Monday was Columbus Day, or as liberals have taken to calling, “Indigenous People’s Day.” Democrats love sowing division, blaming Europeans for all of the world’s ills, and elevating the status of Native Americans. Well, they usually do. When it’s a choice between a long-dead Italian guy and American Indians, the choice is easy. When the choice is between their own reelection and anything, everything else loses to self-preservation.
Such is the case with Missouri Democratic Senator Claire McCaskill.
One of my first jobs in Washington was as a health policy analyst at the Heritage Foundation. While it may not sound exciting, it wasn’t. Just kidding, mostly.
But in that job I had to study the prescription drug market – how drugs came to market, the testing process and cost, the way prices were negotiated, the constant demands for lower prices, etc. So, while I no longer do that for a living, I do keep up with it from time to time.
That’s how a story in Newsweek came to my attention. The title seemed like clickbait, “How Racism Is Fueling A Pharma Scandal Over A Billion-Dollar Patent.” The story, however, was anything but.
It involves a prescription drug you’ve probably seen ads for – Restasis. It’s for combatting chronic dry eyes, which I’m lucky enough to say does not impact me. But it impacts someone or else the company that created it, Allergan, wouldn’t have spent the time and money developing it.
It takes, on average, ten years and a billion dollars to bring a new drug to market. That’s just the ones that survive testing and trials. And that billion dollars does not include drugs where development and trials go on for, say, seven years and $500 million. Research and development in the pharmaceutical industry are not cheap. For all the complaints about drug prices, no one complains when they cure or come up with a better treatment for something.
As you can imagine, these companies are not only easy targets for desperate politicians looking for a boogeyman in election cycles, they’re also fiercely protective of their patents. No recouping the cost of their product, no new products.
Allergan was facing such a challenge, a legal one to their patent for the eye drops. And to save themselves they found a creative way to protect themselves – an Indian tribe.
Tribes in the US have a protection reserved for governments – sovereign immunity.
Sovereign immunity basically insulates state governments from being sued, unless they are violating the Constitution. It’s a protection that, in the US, is granted by the 11th Amendment.
What Allegan did was to “sell” the patent for Restasis to the Saint Regis Mohawk Tribe of upstate New York. This could effectively end the lawsuits challenging their patents since the tribe enjoys immunity.

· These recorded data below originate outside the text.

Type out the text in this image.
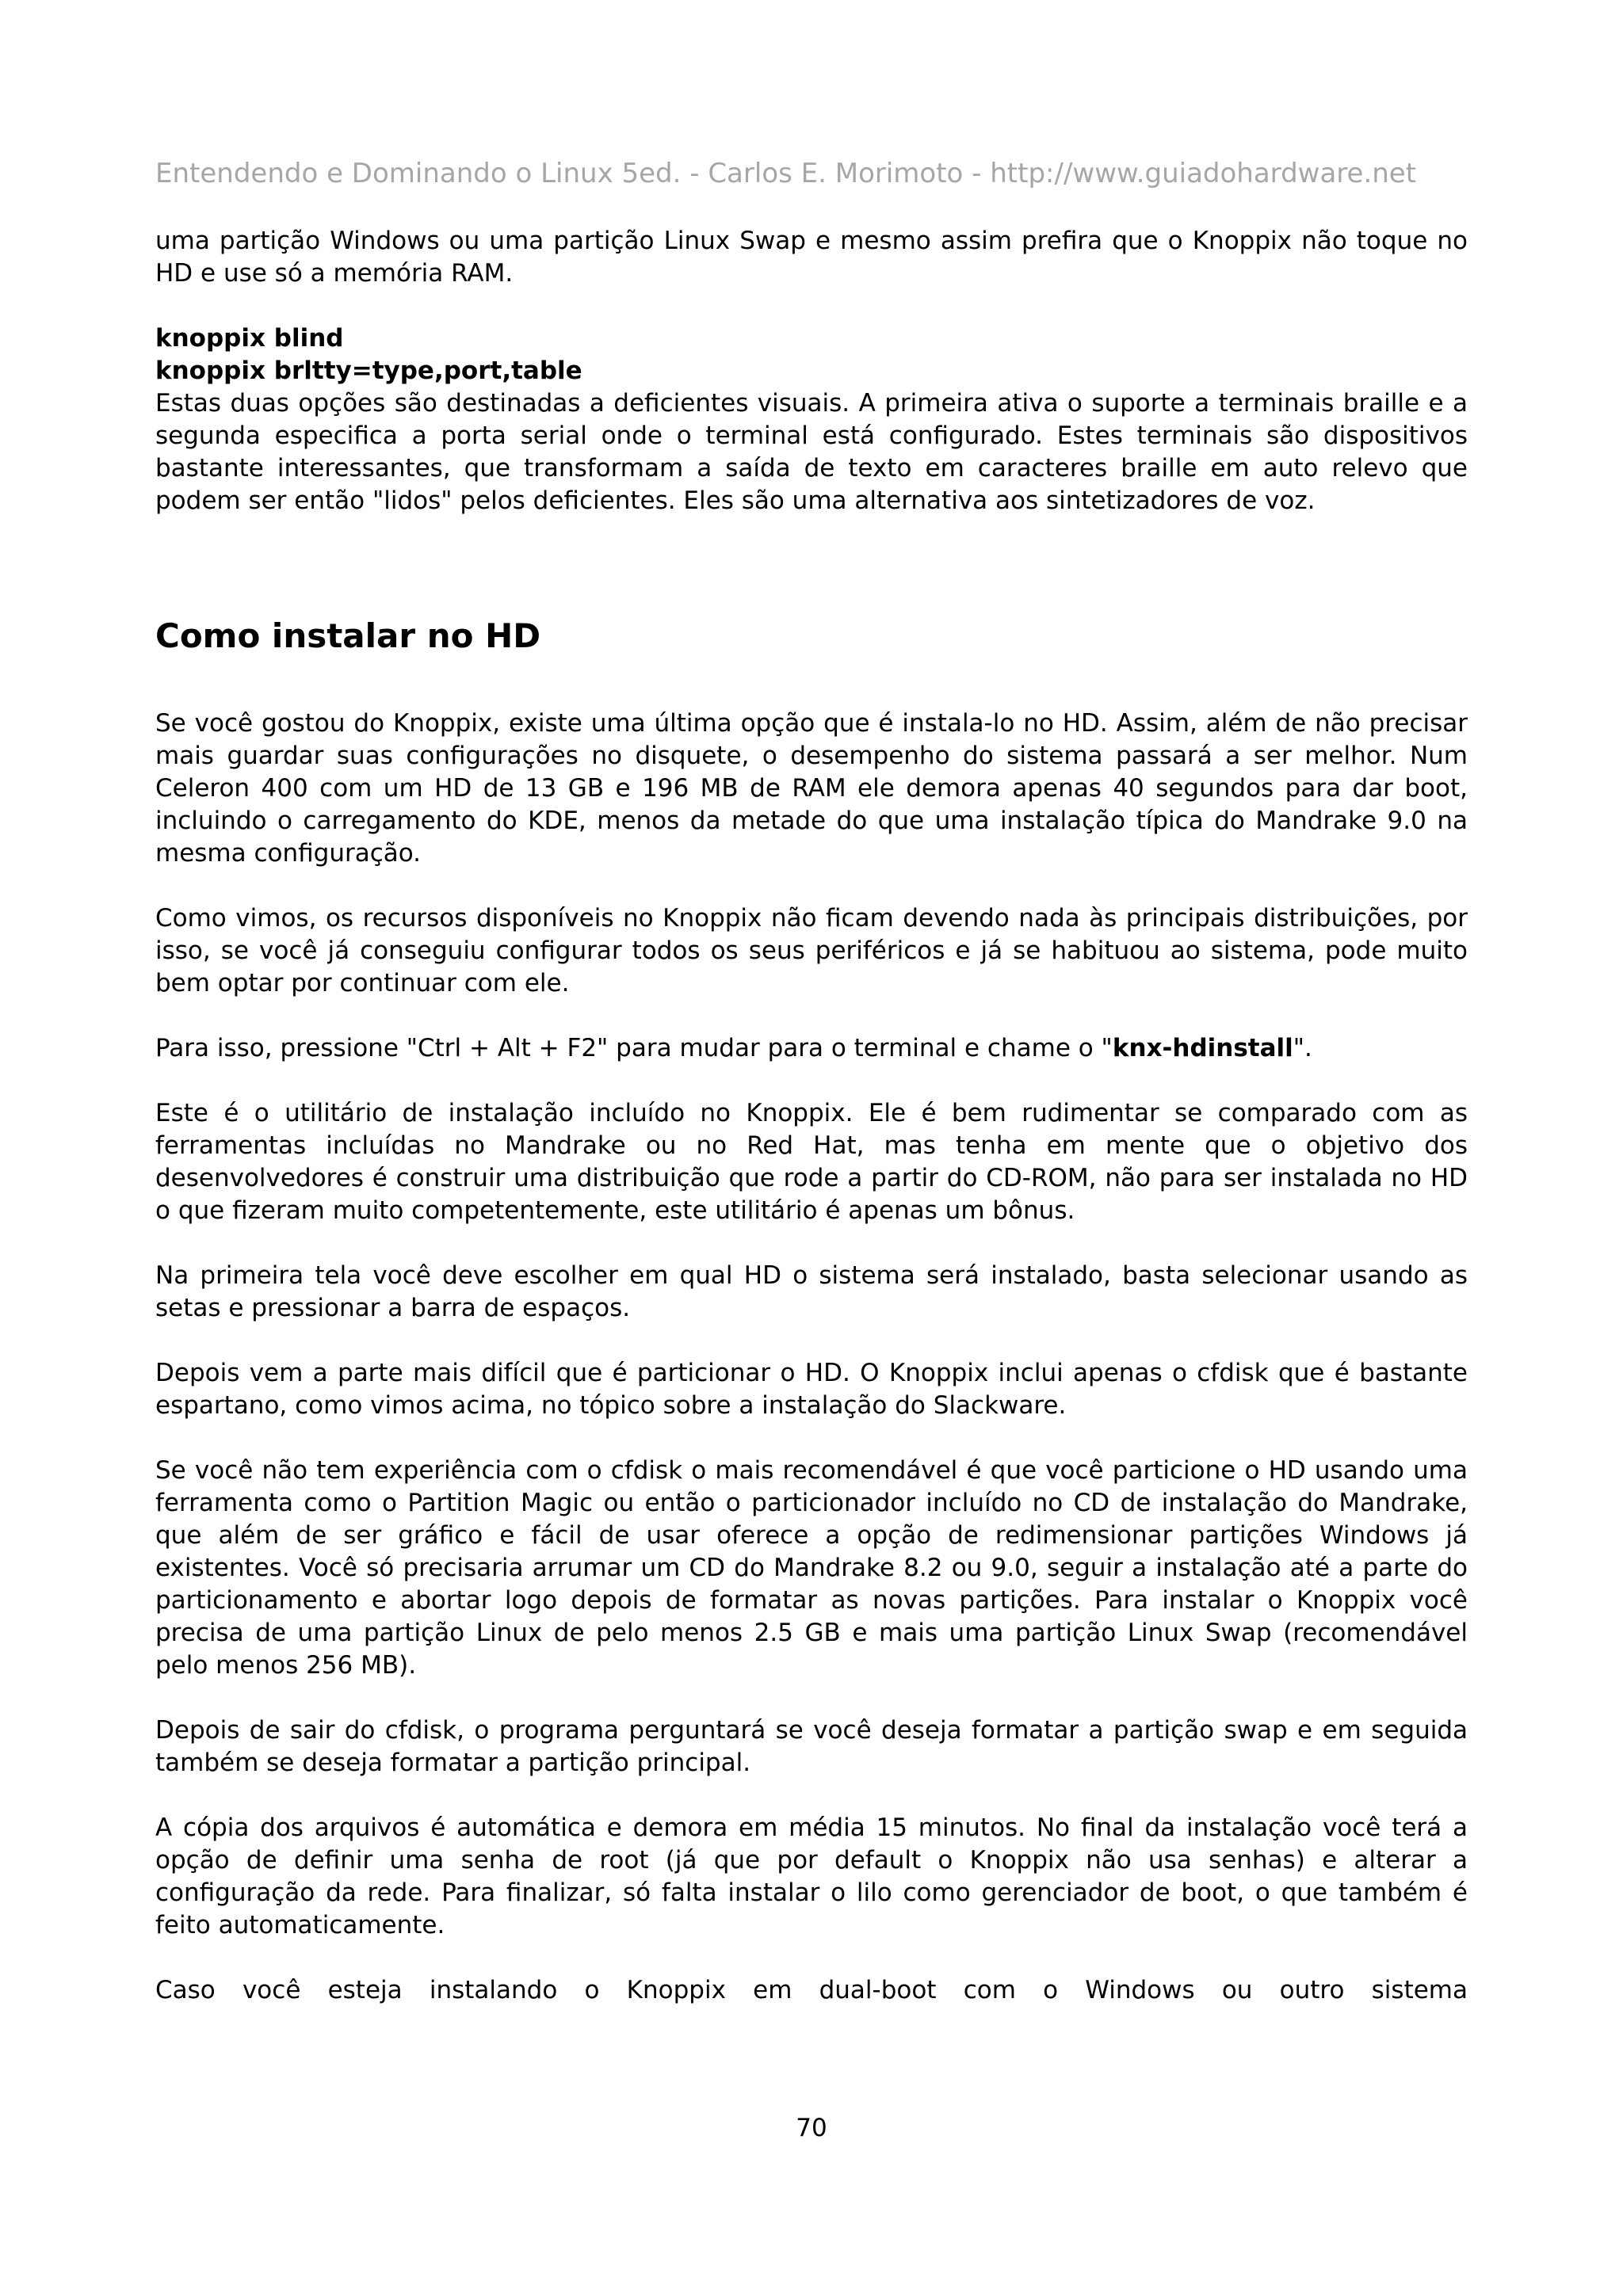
Entendendo e Dominando o Linux 5ed. - Carlos E. Morimoto - http://www.guiadohardware.net

uma partição Windows ou uma partição Linux Swap e mesmo assim prefira que o Knoppix não toque no HD e use só a memória RAM.

knoppix blind

knoppix brltty=type,port,table

Estas duas opções são destinadas a deficientes visuais. A primeira ativa o suporte a terminais braille e a segunda especifica a porta serial onde o terminal está configurado. Estes terminais são dispositivos bastante interessantes, que transformam a saída de texto em caracteres braille em auto relevo que podem ser então "lidos" pelos deficientes. Eles são uma alternativa aos sintetizadores de voz.

Como instalar no HD

Se você gostou do Knoppix, existe uma última opção que é instala-lo no HD. Assim, além de não precisar mais guardar suas configurações no disquete, o desempenho do sistema passará a ser melhor. Num Celeron 400 com um HD de 13 GB e 196 MB de RAM ele demora apenas 40 segundos para dar boot, incluindo o carregamento do KDE, menos da metade do que uma instalação típica do Mandrake 9.0 na mesma configuração.

Como vimos, os recursos disponíveis no Knoppix não ficam devendo nada às principais distribuições, por isso, se você já conseguiu configurar todos os seus periféricos e já se habituou ao sistema, pode muito bem optar por continuar com ele.

Para isso, pressione "Ctrl + Alt + F2" para mudar para o terminal e chame o "knx-hdinstall".

Este é o utilitário de instalação incluído no Knoppix. Ele é bem rudimentar se comparado com as ferramentas incluídas no Mandrake ou no Red Hat, mas tenha em mente que o objetivo dos desenvolvedores é construir uma distribuição que rode a partir do CD-ROM, não para ser instalada no HD o que fizeram muito competentemente, este utilitário é apenas um bônus.

Na primeira tela você deve escolher em qual HD o sistema será instalado, basta selecionar usando as setas e pressionar a barra de espaços.

Depois vem a parte mais difícil que é particionar o HD. O Knoppix inclui apenas o cfdisk que é bastante espartano, como vimos acima, no tópico sobre a instalação do Slackware.

Se você não tem experiência com o cfdisk o mais recomendável é que você particione o HD usando uma ferramenta como o Partition Magic ou então o particionador incluído no CD de instalação do Mandrake, que além de ser gráfico e fácil de usar oferece a opção de redimensionar partições Windows já existentes. Você só precisaria arrumar um CD do Mandrake 8.2 ou 9.0, seguir a instalação até a parte do particionamento e abortar logo depois de formatar as novas partições. Para instalar o Knoppix você precisa de uma partição Linux de pelo menos 2.5 GB e mais uma partição Linux Swap (recomendável pelo menos 256 MB).

Depois de sair do cfdisk, o programa perguntará se você deseja formatar a partição swap e em seguida também se deseja formatar a partição principal.

A cópia dos arquivos é automática e demora em média 15 minutos. No final da instalação você terá a opção de definir uma senha de root (já que por default o Knoppix não usa senhas) e alterar a configuração da rede. Para finalizar, só falta instalar o lilo como gerenciador de boot, o que também é feito automaticamente.

Caso você esteja instalando o Knoppix em dual-boot com o Windows ou outro sistema

70
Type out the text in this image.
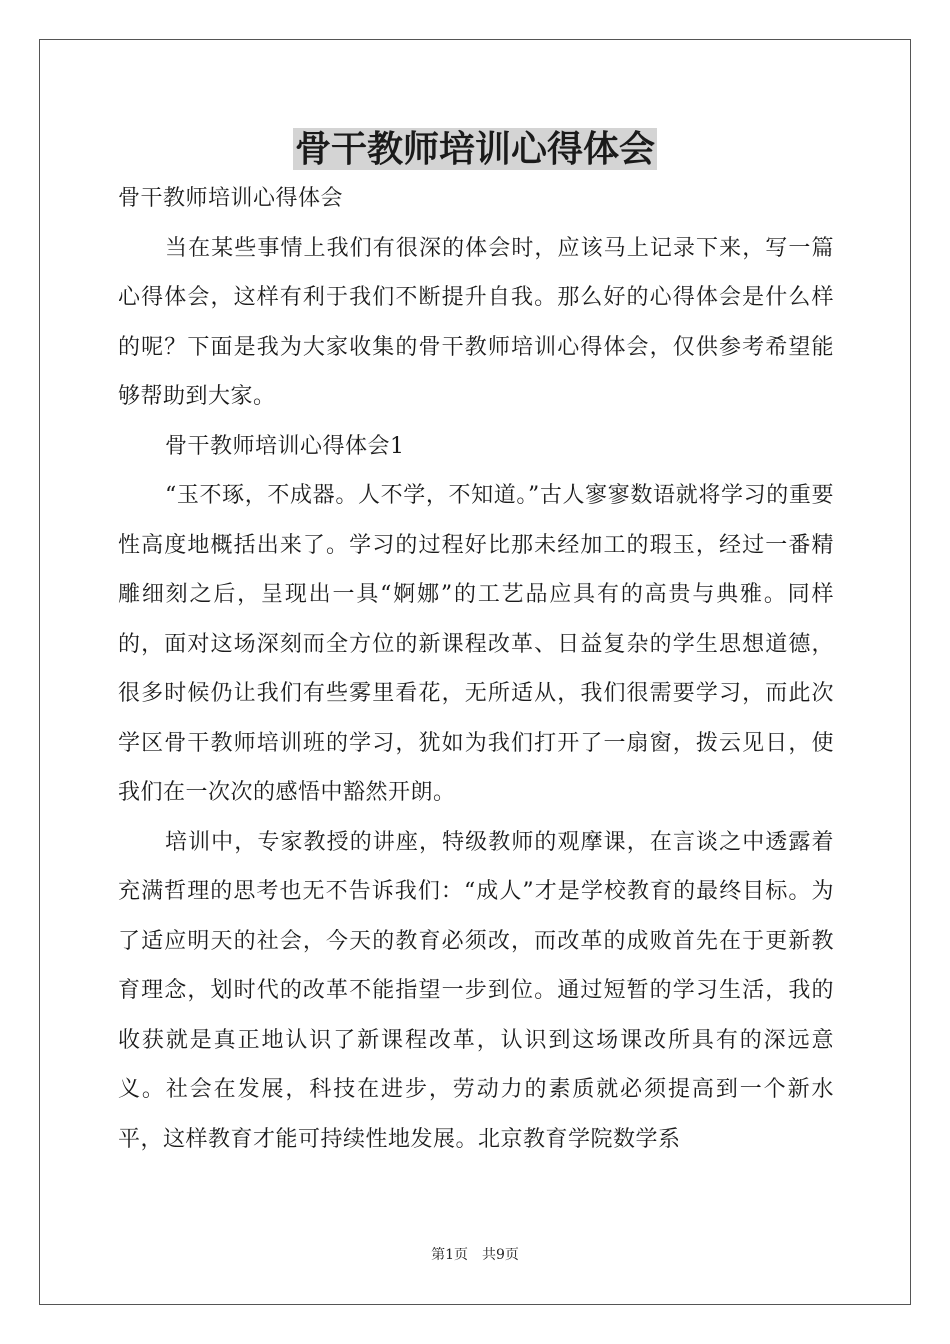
骨干教师培训心得体会

骨干教师培训心得体会

当在某些事情上我们有很深的体会时，应该马上记录下来，写一篇心得体会，这样有利于我们不断提升自我。那么好的心得体会是什么样的呢？下面是我为大家收集的骨干教师培训心得体会，仅供参考希望能够帮助到大家。

骨干教师培训心得体会1

“玉不琢，不成器。人不学，不知道。”古人寥寥数语就将学习的重要性高度地概括出来了。学习的过程好比那未经加工的瑕玉，经过一番精雕细刻之后，呈现出一具“婀娜”的工艺品应具有的高贵与典雅。同样的，面对这场深刻而全方位的新课程改革、日益复杂的学生思想道德，很多时候仍让我们有些雾里看花，无所适从，我们很需要学习，而此次学区骨干教师培训班的学习，犹如为我们打开了一扇窗，拨云见日，使我们在一次次的感悟中豁然开朗。

培训中，专家教授的讲座，特级教师的观摩课，在言谈之中透露着充满哲理的思考也无不告诉我们：“成人”才是学校教育的最终目标。为了适应明天的社会，今天的教育必须改，而改革的成败首先在于更新教育理念，划时代的改革不能指望一步到位。通过短暂的学习生活，我的收获就是真正地认识了新课程改革，认识到这场课改所具有的深远意义。社会在发展，科技在进步，劳动力的素质就必须提高到一个新水平，这样教育才能可持续性地发展。北京教育学院数学系

第1页 共9页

Whatever you think of the strategy, it’s legally brilliant. The tribe gets the patent, then “licenses” back to the company in exchange for $15 million per year till the patent runs out.
But, as is always the case when someone figures out a way to use the laws lawmakers create to immunize themselves, Senator McCaskill is not happy. She’s introduced a bill to strip tribes’ immunity in patent cases.
Curiously, McCaskill’s bill only strips Indian tribes of this protection, not the other beneficiary of sovereign immunity – public universities.
Why just tribes? McCaskill’s office released a statement that read, in part, “Congress never imagined tribes would allow themselves to be used by pharmaceutical companies to avoid challenges to patents, and this bill will shut the practice down before others follow suit.”
Notice the “allow themselves to be used” part? Is the tribe a bunch of children being exploited? Of course not. They’re making a healthy profit from basically found money. Who wouldn’t love to be “exploited” like that?
So McCaskill wants to strip Indian tribes of sovereign immunity to protect them from being “used” voluntarily and earning millions of dollars in the process, but not universities. Weird, right?
It’s not like the tribe couldn’t use the money. As Newsweek reports, they’re located near three Superfund sites – areas so polluted with hazardous material they’ll take years to clean up, if ever – along with countless other needs.
So why does Claire McCaskill hate Indians? Or is she simply a tool of generic drug makers, a group that would benefit if the patent were successfully challenged?
These are questions that would be asked by Democrats if a Republican attempted to do this, so why not when a Democrat does?
McCaskill is looking at a tough reelection fight next year and hasn’t really done much in the last six years, so she needs something. And she seems willing to screw over a poor Indian tribe to do it. These are Democrats’ rules, they should have to live by them too.